OGH 10Os161/79

OGH10Os161/7928.11.1979

Der Oberste Gerichtshof hat am 28.November 1979

unter dem Vorsitz des Senatspräsidenten des Obersten Gerichtshofs Dr. Racek, in Gegenwart der Hofräte des Obersten Gerichtshofs Dr. Bernardini, Dr. Steininger, Dr. Walenta und Dr. Hörburger als Richter sowie des Richteramtsanwärters Dr. Mayerhofer als Schriftführerin in der Strafsache gegen Johann A wegen des Verbrechens der falschen Beweisaussage vor Gericht nach § 288 Abs. 2 StGB. über die von der Generalprokuratur gegen den Beschluß des Landesgerichtes für Strafsachen Wien vom 22.August 1979, GZ. 5 d Vr 2975/78-27, erhobene Nichtigkeitsbeschwerde zur Wahrung des Gesetzes nach öffentlicher Verhandlung, nach Anhörung des Vortrages des Berichterstatters, Hofrat des Obersten Gerichtshofes Dr. Walenta, und der Ausführungen des Vertreters der Generalprokuratur, Generalanwalt Dr. Melnizky, zu Recht erkannt:

 

Spruch:

Der Beschluß des Landesgerichts für Strafsachen Wien vom 22. August 1979, GZ. 5 d Vr 2975/78-27, verletzt das Gesetz in den Bestimmungen der §§ 394, 395 StPO.

Dieser Beschluß wird aufgehoben und es wird gemäß § 292 StPO. in der Sache selbst erkannt:

Der Kostenbestimmungsantrag des Verteidigers Rechtsanwalt Dr. Karl B vom 30.Mai 1979 (ON. 22) wird als unzulässig zurückgewiesen.

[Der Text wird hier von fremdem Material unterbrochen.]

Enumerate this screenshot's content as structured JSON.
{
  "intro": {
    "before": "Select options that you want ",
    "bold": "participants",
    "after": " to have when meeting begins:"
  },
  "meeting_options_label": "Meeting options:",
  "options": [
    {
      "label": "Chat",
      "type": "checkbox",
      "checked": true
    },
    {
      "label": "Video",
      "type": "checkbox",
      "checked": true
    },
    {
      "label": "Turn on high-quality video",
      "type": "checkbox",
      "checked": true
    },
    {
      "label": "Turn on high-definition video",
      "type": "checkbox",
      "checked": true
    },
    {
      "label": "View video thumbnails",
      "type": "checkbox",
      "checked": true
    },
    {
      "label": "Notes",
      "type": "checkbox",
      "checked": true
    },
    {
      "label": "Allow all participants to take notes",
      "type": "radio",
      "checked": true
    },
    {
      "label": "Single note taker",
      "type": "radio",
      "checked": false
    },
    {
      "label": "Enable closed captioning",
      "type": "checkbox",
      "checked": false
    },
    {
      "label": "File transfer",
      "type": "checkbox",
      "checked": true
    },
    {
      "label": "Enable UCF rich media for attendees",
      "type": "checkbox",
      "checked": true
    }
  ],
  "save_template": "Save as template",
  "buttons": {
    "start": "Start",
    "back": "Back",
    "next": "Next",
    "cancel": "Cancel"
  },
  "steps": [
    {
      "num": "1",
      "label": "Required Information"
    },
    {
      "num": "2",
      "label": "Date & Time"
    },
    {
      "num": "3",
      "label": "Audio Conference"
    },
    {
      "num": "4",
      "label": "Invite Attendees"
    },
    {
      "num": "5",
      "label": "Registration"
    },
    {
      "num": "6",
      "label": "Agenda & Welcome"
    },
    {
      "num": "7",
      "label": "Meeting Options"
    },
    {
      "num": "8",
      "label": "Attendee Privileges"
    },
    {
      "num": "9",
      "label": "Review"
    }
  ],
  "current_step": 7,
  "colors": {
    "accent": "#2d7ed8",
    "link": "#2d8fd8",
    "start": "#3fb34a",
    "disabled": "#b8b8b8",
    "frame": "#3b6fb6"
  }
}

Johann A wird mit seiner gegen den obangeführten Beschluß erhobenen Beschwerde (ON. 28) auf diese Entscheidung verwiesen.

Text

Gründe:

In dem zu 5 d Vr 2975/78 beim Landesgericht für Strafsachen Wien anhängig gewesenen, durch Entscheidung des Obersten Gerichtshofs vom 16. Mai 1979, AZ. 10 Os 40/79, rechtskräftig beendeten Strafverfahren gegen Johann A wegen des Verbrechens der falschen Beweisaussage vor Gericht nach § 288 Abs. 2 StGB. war der dieses Verbrechens schuldig erkannte und zu einer (bedingt nachgesehenen) Freiheitsstrafe sowie zum Ersatz der Kosten des Strafverfahrens (einschließlich der Kosten des Rechtsmittelverfahrens) verurteilte Angeklagte durch den von ihm am 25.April 1978 (ON. 4) bevollmächtigten Rechtsanwalt Dr. Karl B vertreten.

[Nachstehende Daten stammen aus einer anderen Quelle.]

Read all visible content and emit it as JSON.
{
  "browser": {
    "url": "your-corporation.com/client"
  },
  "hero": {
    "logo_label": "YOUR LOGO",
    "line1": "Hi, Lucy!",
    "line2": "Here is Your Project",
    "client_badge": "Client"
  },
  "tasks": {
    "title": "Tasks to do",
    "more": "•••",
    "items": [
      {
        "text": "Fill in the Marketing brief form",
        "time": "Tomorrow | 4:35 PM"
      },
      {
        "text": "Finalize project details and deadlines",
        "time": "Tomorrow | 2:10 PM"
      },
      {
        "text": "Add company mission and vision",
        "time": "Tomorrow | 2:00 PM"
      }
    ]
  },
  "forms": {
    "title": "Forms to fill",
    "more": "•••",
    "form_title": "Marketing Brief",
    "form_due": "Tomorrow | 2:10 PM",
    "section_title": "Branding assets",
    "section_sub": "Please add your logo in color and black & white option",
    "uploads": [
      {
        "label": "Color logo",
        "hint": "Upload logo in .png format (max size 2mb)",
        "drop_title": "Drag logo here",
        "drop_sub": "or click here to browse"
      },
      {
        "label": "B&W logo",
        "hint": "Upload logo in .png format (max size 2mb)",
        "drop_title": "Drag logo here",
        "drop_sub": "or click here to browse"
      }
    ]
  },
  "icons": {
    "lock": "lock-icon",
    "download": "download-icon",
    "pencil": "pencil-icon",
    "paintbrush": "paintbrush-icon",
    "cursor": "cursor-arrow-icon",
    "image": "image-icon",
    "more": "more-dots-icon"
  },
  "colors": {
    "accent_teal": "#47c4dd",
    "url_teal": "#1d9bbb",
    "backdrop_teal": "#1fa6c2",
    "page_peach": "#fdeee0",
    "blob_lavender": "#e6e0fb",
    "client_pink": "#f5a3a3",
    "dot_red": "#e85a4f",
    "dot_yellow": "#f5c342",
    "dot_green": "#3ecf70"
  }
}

Dieser beantragte nach rechtskräftiger Verfahrensbeendigung, und zwar am 30.Mai 1979, beim Landesgericht für Strafsachen Wien die Bestimmung seiner tarifmäßigen Kosten mit 36.702,50 S (ON. 22), welchem Begehren der Vorsitzende - nachdem dem Verurteilten Gelegenheit zur Äußerung (siehe Pkt. 9 auf S. 113) gegeben worden war -

mit Beschluß vom 22.August 1979, GZ. 5 d Vr 2975/78-27, vollinhaltlich entsprach. Eine Ausfertigung dieses Beschlusses wurde Johann A am 30.August 1979 durch Hinterlegung zugestellt (RS. bei ON. 27). Die gegen diese Entscheidung gerichtete, erst am 14. September 1979 zur Post gegebene Beschwerde des Johann A (ON. 28) ist daher verspätet (§ 392 Abs. 2 StPO.); sie müßte vom Oberlandesgericht Wien als Beschwerdegericht als verspätet zurückgewiesen werden.

Rechtliche Beurteilung

Der Beschluß vom 22.August 1979, womit dem Johann A der Ersatz der mit 36.702,50 S bestimmten Kosten seiner Verteidigung durch Rechtsanwalt Dr. Karl B aufgetragen wurde, findet im Gesetz keine Deckung.

Die im angefochtenen Beschluß bezogene Bestimmung des § 395 StPO. handelt in ihren ersten vier Absätzen, in Verbindung mit § 393 Abs. 3 StPO., von der Erstattung der Vertretungskosten einer Partei durch die unterlegene andere Partei. Die Kostenersatzpflicht für die eigene rechtsfreundliche Vertretung, insbesondere des zum Ersatz der Kosten des Strafverfahrens verurteilten Angeklagten regeln hingegen die §§ 394 und 395 Abs. 5 StPO.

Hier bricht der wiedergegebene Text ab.